After we teach them these things, they should (hypothetically) have the ability to survive for a while on their own.

I don’t know why these people signed up for this; I’m pretty sure they weren’t all that interested in survival. Participation in the classes was pretty low unless forced, and it became clear pretty quickly that these girls didn’t have any intention of actually using any of these skills that we were teaching, so they didn’t have a reason to participate.

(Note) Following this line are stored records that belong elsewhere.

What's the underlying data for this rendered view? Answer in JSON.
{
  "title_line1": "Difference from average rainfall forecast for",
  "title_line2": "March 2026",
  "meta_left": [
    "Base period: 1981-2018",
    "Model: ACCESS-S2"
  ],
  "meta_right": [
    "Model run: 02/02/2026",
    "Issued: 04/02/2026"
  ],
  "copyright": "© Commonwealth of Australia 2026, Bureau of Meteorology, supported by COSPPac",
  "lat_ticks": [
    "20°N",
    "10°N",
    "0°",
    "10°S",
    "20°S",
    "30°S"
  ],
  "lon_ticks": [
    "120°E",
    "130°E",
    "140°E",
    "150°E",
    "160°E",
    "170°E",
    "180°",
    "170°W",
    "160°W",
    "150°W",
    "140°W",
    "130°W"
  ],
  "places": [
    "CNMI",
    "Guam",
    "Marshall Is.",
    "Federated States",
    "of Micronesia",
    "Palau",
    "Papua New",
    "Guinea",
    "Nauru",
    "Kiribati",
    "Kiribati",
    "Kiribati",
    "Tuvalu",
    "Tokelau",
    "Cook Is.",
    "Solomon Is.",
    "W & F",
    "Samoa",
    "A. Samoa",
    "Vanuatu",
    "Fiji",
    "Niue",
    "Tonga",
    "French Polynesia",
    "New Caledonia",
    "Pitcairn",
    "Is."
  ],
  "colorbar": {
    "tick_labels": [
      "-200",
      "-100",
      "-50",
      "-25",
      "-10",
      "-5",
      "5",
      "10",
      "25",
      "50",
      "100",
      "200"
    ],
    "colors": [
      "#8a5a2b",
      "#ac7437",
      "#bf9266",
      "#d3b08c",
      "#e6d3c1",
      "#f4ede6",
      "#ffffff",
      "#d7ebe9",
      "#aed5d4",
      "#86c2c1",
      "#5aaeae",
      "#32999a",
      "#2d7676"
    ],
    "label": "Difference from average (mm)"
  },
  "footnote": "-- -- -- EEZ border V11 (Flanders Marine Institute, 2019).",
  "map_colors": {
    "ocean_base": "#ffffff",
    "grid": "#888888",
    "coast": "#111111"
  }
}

They were all just looking forward to ending the weekend, and heading back to their couches and phones.

Why should we learn?

Our weekend was largely a failure. There were definitely a few girls who learned a few things, so not a catastrophic failure, but a failure nonetheless. And I think there’s a simple reason why it was a failure:

These girls had absolutely no reason to learn. They’ve lived in cities all their lives, and probably will live in cities the rest of their lives. They get their food at a grocery store, clean water comes from the tap, and they have a soft bed to sleep in at night. There’s nothing in their lives that requires any sort of survival instinct, so why would they bother learning about it?

These girls had no reason to learn

Here’s my advice to the leaders of that troup: before you try equipping your scouts, give them a reason to learn. Tell them they’ll be going camping in a week by themselves, and I’ll betcha that they’ll pay a lot more attention.

William Barclay wrote that there are two great days in a person’s life: “the day we are born, and the day we discover why.” This doesn’t just go for girl-scouts learning survival, it goes for all life in general: if you want to succeed at something, figure out why first.

If you don’t figure out what your “why” is, you’re gonna get knocked out every single day. We would all be wise to remember that.